HUMOUR: The Peak’s guide to camping

Photo courtesy of Al_HikesAZ (Flickr)

It’s that time of year again: the season made for exploring the great outdoors and going camping. (At least that’s what Canadian Tire commercials have taught us. No one currently employed at The Peak has ever actually been camping.) If you’re one known for not thinking for yourself and need help from a guide written by some hack, you’re in the right place; allow me to introduce you to The Peak’s guide to camping.

Fire: The first step to any successful camping trip is a big roaring fire. Lucky for you, British Columbia’s currently experiencing a severe drought and most things will catch fire with little to no effort. To be safe though, pour some gasoline over the area you intend to light. As for types of firewood, nothing screams old-fashioned like going out and chopping down your own tree — really, though, the ground around you will light easily enough.

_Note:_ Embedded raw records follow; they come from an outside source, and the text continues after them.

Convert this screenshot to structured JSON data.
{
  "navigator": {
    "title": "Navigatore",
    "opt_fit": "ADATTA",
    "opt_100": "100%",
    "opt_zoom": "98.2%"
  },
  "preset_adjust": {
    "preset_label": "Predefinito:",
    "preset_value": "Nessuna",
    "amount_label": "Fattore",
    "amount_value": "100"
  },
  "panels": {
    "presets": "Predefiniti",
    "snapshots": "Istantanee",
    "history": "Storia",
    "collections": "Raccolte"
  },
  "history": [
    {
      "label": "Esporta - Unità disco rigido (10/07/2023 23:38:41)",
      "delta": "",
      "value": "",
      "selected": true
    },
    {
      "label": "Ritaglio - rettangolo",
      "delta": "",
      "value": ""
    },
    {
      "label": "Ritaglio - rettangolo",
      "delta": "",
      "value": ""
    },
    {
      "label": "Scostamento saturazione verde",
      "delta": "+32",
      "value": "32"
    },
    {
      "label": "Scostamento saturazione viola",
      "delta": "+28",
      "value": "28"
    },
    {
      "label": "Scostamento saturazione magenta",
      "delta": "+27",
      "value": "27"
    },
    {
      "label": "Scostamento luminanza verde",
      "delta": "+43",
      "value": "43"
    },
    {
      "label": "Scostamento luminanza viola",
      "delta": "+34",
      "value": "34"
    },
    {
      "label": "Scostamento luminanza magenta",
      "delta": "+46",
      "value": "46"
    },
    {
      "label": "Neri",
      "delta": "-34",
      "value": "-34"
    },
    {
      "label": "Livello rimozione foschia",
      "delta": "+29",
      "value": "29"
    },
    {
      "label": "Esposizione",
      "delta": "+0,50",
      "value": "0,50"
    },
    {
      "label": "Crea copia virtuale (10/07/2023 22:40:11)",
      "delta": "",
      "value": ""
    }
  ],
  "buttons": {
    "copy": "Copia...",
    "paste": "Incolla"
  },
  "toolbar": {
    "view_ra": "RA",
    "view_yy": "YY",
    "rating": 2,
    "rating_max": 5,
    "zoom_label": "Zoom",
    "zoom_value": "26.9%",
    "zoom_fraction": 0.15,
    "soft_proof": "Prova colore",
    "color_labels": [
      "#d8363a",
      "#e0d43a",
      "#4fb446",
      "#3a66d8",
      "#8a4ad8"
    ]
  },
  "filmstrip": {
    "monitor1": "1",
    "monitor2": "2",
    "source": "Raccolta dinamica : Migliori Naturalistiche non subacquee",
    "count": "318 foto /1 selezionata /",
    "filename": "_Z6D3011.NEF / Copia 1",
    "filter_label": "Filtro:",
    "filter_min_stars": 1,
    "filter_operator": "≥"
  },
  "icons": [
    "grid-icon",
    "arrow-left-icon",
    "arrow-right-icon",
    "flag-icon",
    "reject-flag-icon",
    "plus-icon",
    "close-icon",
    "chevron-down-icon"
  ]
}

Clothing: So at this point, you’ve probably started a forest fire. If you  really want to rough it out, you’re going to need to wear something fire-proof. Some sort of fire-proof suit; and considering you’ve gone this far in making bad decisions, why not make it asbestos?

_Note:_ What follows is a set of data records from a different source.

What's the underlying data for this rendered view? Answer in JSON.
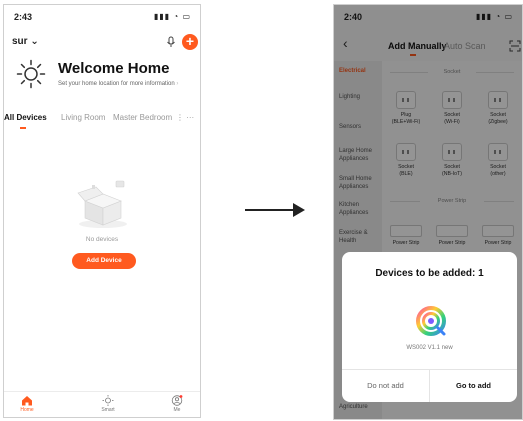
{
  "left_phone": {
    "status_time": "2:43",
    "home_name": "sur",
    "welcome_title": "Welcome Home",
    "welcome_subtitle": "Set your home location for more information",
    "room_tabs": [
      {
        "label": "All Devices"
      },
      {
        "label": "Living Room"
      },
      {
        "label": "Master Bedroom"
      }
    ],
    "more_tabs": "⋮ ···",
    "empty_message": "No devices",
    "add_device_label": "Add Device",
    "tabbar": [
      {
        "label": "Home",
        "icon": "home-icon"
      },
      {
        "label": "Smart",
        "icon": "sun-icon"
      },
      {
        "label": "Me",
        "icon": "user-icon"
      }
    ]
  },
  "right_phone": {
    "status_time": "2:40",
    "tabs": {
      "manual": "Add Manually",
      "auto": "Auto Scan"
    },
    "categories": [
      "Electrical",
      "Lighting",
      "Sensors",
      "Large Home Appliances",
      "Small Home Appliances",
      "Kitchen Appliances",
      "Exercise & Health",
      "Agriculture"
    ],
    "socket_section": "Socket",
    "sockets": [
      {
        "name": "Plug",
        "sub": "(BLE+Wi-Fi)"
      },
      {
        "name": "Socket",
        "sub": "(Wi-Fi)"
      },
      {
        "name": "Socket",
        "sub": "(Zigbee)"
      },
      {
        "name": "Socket",
        "sub": "(BLE)"
      },
      {
        "name": "Socket",
        "sub": "(NB-IoT)"
      },
      {
        "name": "Socket",
        "sub": "(other)"
      }
    ],
    "strip_section": "Power Strip",
    "strips": [
      "Power Strip",
      "Power Strip",
      "Power Strip"
    ],
    "dialog": {
      "title": "Devices to be added: 1",
      "device_name": "WS002 V1.1 new",
      "cancel_label": "Do not add",
      "confirm_label": "Go to add"
    }
  },
  "colors": {
    "accent": "#ff5a1f"
  }
}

Food: If you’re a normal human being, you would bring some hot dogs, marshmallows, maybe some potato salad, and that would be good enough. But if you’re in the mood for something extra special, try hunting for your food (assuming you haven’t scared away all the wildlife with the forest fire). See a bear? Yeah, go take it down. If you need to, maybe bring a stick or some kind of blunt object, but this is a job best done with your bare hands. Bear carcass will taste fantastic after just a few minutes of cooking on the forest fire.

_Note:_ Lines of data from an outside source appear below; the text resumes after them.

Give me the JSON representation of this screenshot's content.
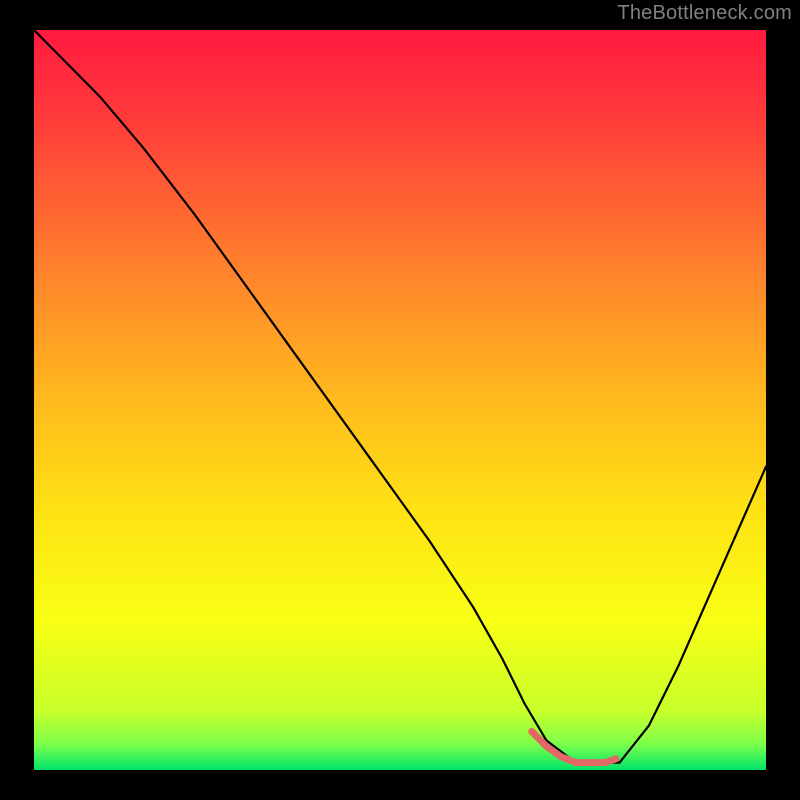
{
  "watermark": {
    "text": "TheBottleneck.com"
  },
  "chart_data": {
    "type": "line",
    "title": "",
    "xlabel": "",
    "ylabel": "",
    "xlim": [
      0,
      100
    ],
    "ylim": [
      0,
      100
    ],
    "grid": false,
    "legend": false,
    "background_gradient": {
      "direction": "top-to-bottom",
      "stops": [
        {
          "pos": 0.0,
          "color": "#ff1a40"
        },
        {
          "pos": 0.12,
          "color": "#ff3b3a"
        },
        {
          "pos": 0.3,
          "color": "#ff7a2e"
        },
        {
          "pos": 0.48,
          "color": "#ffb41f"
        },
        {
          "pos": 0.64,
          "color": "#ffe014"
        },
        {
          "pos": 0.8,
          "color": "#f8ff15"
        },
        {
          "pos": 0.92,
          "color": "#c8ff2a"
        },
        {
          "pos": 0.965,
          "color": "#7dff4a"
        },
        {
          "pos": 1.0,
          "color": "#00e56a"
        }
      ]
    },
    "series": [
      {
        "name": "curve",
        "color": "#000000",
        "x": [
          0,
          4,
          9,
          15,
          22,
          30,
          38,
          46,
          54,
          60,
          64,
          67,
          70,
          74,
          78,
          80,
          84,
          88,
          92,
          96,
          100
        ],
        "y": [
          100,
          96,
          91,
          84,
          75,
          64,
          53,
          42,
          31,
          22,
          15,
          9,
          4,
          1,
          1,
          1,
          6,
          14,
          23,
          32,
          41
        ]
      },
      {
        "name": "highlight",
        "color": "#e16864",
        "x": [
          68,
          70,
          72,
          74,
          76,
          78,
          79.5
        ],
        "y": [
          5.2,
          3.2,
          1.8,
          1.0,
          1.0,
          1.0,
          1.5
        ]
      }
    ],
    "annotations": []
  }
}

Funeral arrangements: Truth be told, I don’t think you’re cut out for the camping life; you’re starting forest fires, hanging around afterwards to make a light snack, and even fighting bears with your bare hands. Chances are slim you’ll make it out of camping alive, so it’s best to prepare beforehand. Take care of funeral arrangements and find a life insurance policy that doesn’t discriminate against self-immolation, or fighting bears, or following the advice of poorly-written camping guides. Whatever you do, don’t leave the burdens on your loved ones — though, knowing you, you probably will.